This week is National Public Works Week across the country. Yep, tucked in between Pack Rat Day on May 17th and Frog Jumping Jubilee Day on May 19th, you’ll find a whole week dedicated to the services provided by cities all over the nation. (And yes, I looked those other two holidays up on the internet, so you KNOW they are absolutely legit.) The week is sponsored by the American Public Works Association. Before I worked for a municipality, like most I would never have known that Public Works were celebrated in such a way. But working at the City of O’Fallon, we not only observe this week, we celebrate it in a big way.
This past Wednesday, O’Fallon held the annual Public Works Fair, where they bring out all the big trucks and equipment for kids to look at up-close. They can operate the trash truck arm, sit in the seats of equipment like the big snowplow dump trucks, paint stripers and even play Red Light Green Light with a traffic signal. There’s a small train that’s part of the Krekel House, a local historic home owned by the city, that gives kids and adults short train rides around the parking lot.

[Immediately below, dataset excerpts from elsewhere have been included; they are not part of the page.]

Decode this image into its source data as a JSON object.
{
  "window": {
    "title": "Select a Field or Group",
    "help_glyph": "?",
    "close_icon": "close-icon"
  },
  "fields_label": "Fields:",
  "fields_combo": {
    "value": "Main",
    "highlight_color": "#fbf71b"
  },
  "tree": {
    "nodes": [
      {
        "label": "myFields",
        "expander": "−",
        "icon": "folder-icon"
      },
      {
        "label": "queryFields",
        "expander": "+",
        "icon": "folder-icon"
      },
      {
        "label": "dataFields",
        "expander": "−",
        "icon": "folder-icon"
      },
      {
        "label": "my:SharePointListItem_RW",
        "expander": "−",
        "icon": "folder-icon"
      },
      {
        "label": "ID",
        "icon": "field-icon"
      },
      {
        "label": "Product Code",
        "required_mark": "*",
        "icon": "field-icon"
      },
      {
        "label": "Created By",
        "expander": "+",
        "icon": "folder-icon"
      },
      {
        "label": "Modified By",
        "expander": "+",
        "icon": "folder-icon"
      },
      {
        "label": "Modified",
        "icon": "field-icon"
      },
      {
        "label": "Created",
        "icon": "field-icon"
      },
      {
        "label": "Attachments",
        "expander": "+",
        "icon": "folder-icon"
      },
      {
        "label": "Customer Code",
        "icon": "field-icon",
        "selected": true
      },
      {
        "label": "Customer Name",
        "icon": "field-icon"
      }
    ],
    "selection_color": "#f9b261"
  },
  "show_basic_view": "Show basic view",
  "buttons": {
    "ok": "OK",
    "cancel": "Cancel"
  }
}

The Water and Sewer Department has cool displays that show how the water towers operate and our Stormwater Coordinator gives educational demonstrations about keeping storm sewers clean. Our city even gives out free hot dogs, chips, cookies and water during the fair. It’s a pretty cool event that I’ve gotten to work the last few years, and I love how appreciative the residents and visitors are when they come through. We see area day care centers and school kids come through year after year that seem to truly enjoy the event.

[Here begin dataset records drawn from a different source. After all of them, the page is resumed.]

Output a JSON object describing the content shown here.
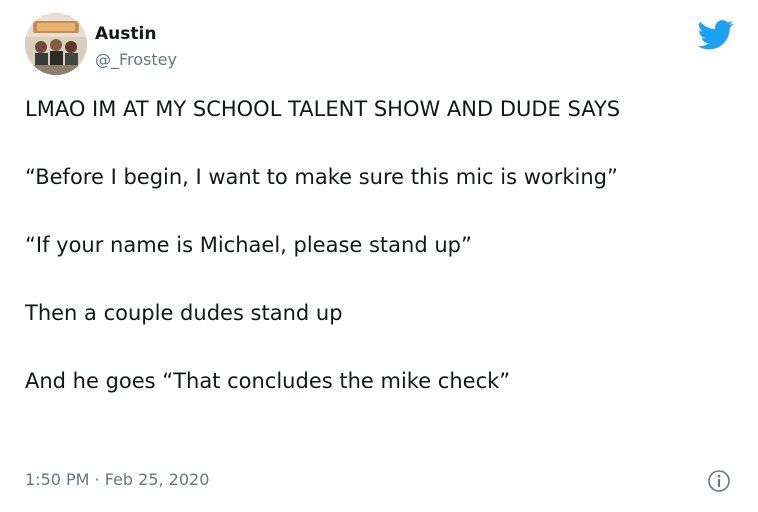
{
  "tweet": {
    "author": {
      "display_name": "Austin",
      "handle": "@_Frostey",
      "avatar_icon": "profile-photo"
    },
    "text": {
      "p1": "LMAO IM AT MY SCHOOL TALENT SHOW AND DUDE SAYS",
      "p2": "“Before I begin, I want to make sure this mic is working”",
      "p3": "“If your name is Michael, please stand up”",
      "p4": "Then a couple dudes stand up",
      "p5": "And he goes “That concludes the mike check”"
    },
    "timestamp": "1:50 PM · Feb 25, 2020"
  },
  "icons": {
    "brand": "twitter-bird-icon",
    "info": "info-icon"
  },
  "colors": {
    "text": "#14171a",
    "secondary": "#657786",
    "twitter_blue": "#1da1f2"
  }
}
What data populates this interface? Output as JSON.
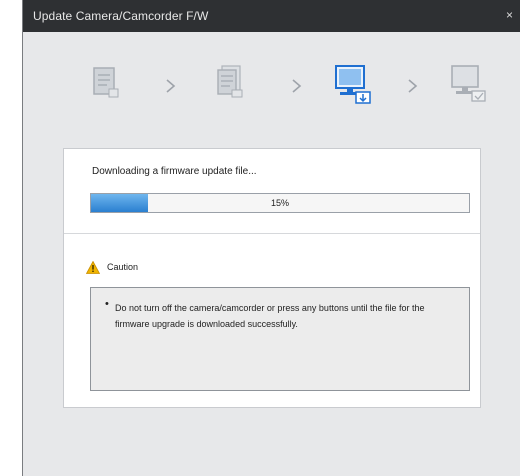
{
  "window": {
    "title": "Update Camera/Camcorder F/W",
    "close_glyph": "×"
  },
  "steps": [
    {
      "name": "document-icon",
      "state": "inactive"
    },
    {
      "name": "document-stack-icon",
      "state": "inactive"
    },
    {
      "name": "computer-download-icon",
      "state": "active"
    },
    {
      "name": "computer-check-icon",
      "state": "inactive"
    }
  ],
  "step_arrow": ">",
  "download": {
    "message": "Downloading a firmware update file...",
    "progress_percent": 15,
    "progress_label": "15%"
  },
  "caution": {
    "label": "Caution",
    "bullet": "•",
    "message": "Do not turn off the camera/camcorder or press any buttons until the file for the firmware upgrade is downloaded successfully."
  },
  "colors": {
    "titlebar": "#2e3033",
    "window_bg": "#e7e8ea",
    "progress_fill": "#2a7fd0",
    "active_step": "#1f6fd1",
    "caution": "#f0b400"
  }
}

In truth, before I worked for the city, I never realized all the things the city does to make life pleasant—and safe—for the residents. I knew they plowed the streets during the snow and picked up the trash and recycling, but there are truly a lot of things that go on behind the scenes that people generally don’t think of when it comes to civic government. I know people like to gripe about the government at all levels (guilty!) but it’s nice to know that I live and work somewhere that aims to improve residents’ experiences in our community. It’s just one of those things that when it is seamless and not really noticeable, you realize someone must be doing a good job somewhere.
And no, before you ask, I didn’t send this post to my boss. Enjoy where you live!